SQL without a server
SQLite is a relational database engine that operates without a separate server process. Created by D. Richard Hipp in 2000, SQLite stores an entire database — tables, indexes, views and triggers — in a single ordinary file on the filesystem. The application accesses the database through function calls to a C library linked directly into the process, with no sockets, no network protocols and no authentication layer.

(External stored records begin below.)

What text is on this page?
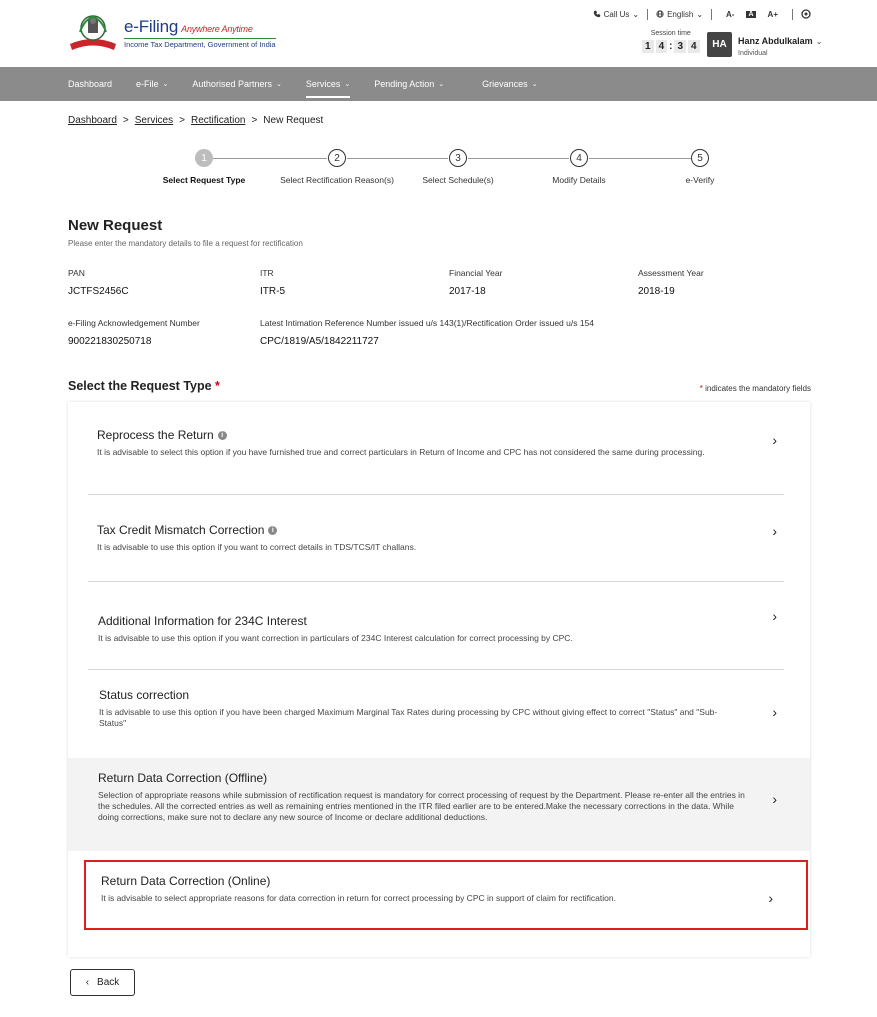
e-Filing Anywhere Anytime
Income Tax Department, Government of India
Call Us ⌄	English ⌄	A- A A+
Session time
1 4 : 3 4	HA	Hanz Abdulkalam ⌄
Individual
Dashboard	e-File ⌄	Authorised Partners ⌄	Services ⌄	Pending Action ⌄	Grievances ⌄
Dashboard > Services > Rectification > New Request
1
Select Request Type
2
Select Rectification Reason(s)
3
Select Schedule(s)
4
Modify Details
5
e-Verify
New Request
Please enter the mandatory details to file a request for rectification
PAN
JCTFS2456C
ITR
ITR-5
Financial Year
2017-18
Assessment Year
2018-19
e-Filing Acknowledgement Number
900221830250718
Latest Intimation Reference Number issued u/s 143(1)/Rectification Order issued u/s 154
CPC/1819/A5/1842211727
Select the Request Type *	* indicates the mandatory fields
Reprocess the Return	i
It is advisable to select this option if you have furnished true and correct particulars in Return of Income and CPC has not considered the same during processing.
›
Tax Credit Mismatch Correction	i
It is advisable to use this option if you want to correct details in TDS/TCS/IT challans.
›
Additional Information for 234C Interest
It is advisable to use this option if you want correction in particulars of 234C Interest calculation for correct processing by CPC.
›
Status correction
It is advisable to use this option if you have been charged Maximum Marginal Tax Rates during processing by CPC without giving effect to correct "Status" and "Sub-Status"
›
Return Data Correction (Offline)
Selection of appropriate reasons while submission of rectification request is mandatory for correct processing of request by the Department. Please re-enter all the entries in the schedules. All the corrected entries as well as remaining entries mentioned in the ITR filed earlier are to be entered.Make the necessary corrections in the data. While doing corrections, make sure not to declare any new source of Income or declare additional deductions.
›
Return Data Correction (Online)
It is advisable to select appropriate reasons for data correction in return for correct processing by CPC in support of claim for rectification.	›
‹ Back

The current version, SQLite 3, supports a broad subset of the SQL-92 standard: complex queries with JOINs, subqueries, GROUP BY, views and triggers are natively supported. The engine is designed to be compact — the entire compiled library is less than 250 KB.
Embedded architecture
SQLite’s architecture inverts the traditional relational database model. In a system like PostgreSQL or MySQL, the client sends queries over a network connection to a server process that manages storage, concurrency and transactions. In SQLite, all these components reside within the library itself, executed in the same address space as the application.
This model eliminates the latency costs of inter-process communication and radically simplifies deployment: distributing an application with SQLite means distributing a single executable file and a single database file. There is no service to configure, start or monitor.
ACID compliance
Despite the absence of a dedicated server, SQLite guarantees ACID compliance — Atomicity, Consistency, Isolation, Durability. Transactions are implemented through a journal file mechanism: before modifying the database, SQLite writes the original pages to a separate journal file. In the event of a crash, the journal is used to restore the database to a consistent state on restart.
The locking model is file-level: only one writer at a time can operate on the database, while readers can access it concurrently. This constraint makes SQLite unsuitable for scenarios with many concurrent writers, but perfectly adequate for single-user applications or those with low write concurrency.
Where SQLite is used
Portability and the absence of administration make SQLite suitable for a range of contexts that a traditional client-server database cannot serve. Embedded devices — phones, network appliances, measurement instruments — use SQLite as structured storage when resources do not permit running a separate server process.
Desktop applications adopt it to manage configuration, cache and local data. Web browsers use it internally for cookies, history and local storage. Testing frameworks employ it as an in-memory database to run tests without external dependencies.
SQLite has turned SQL into a file format. This is perhaps its most significant innovation: not an alternative to database servers, but an entirely new category of portable relational storage.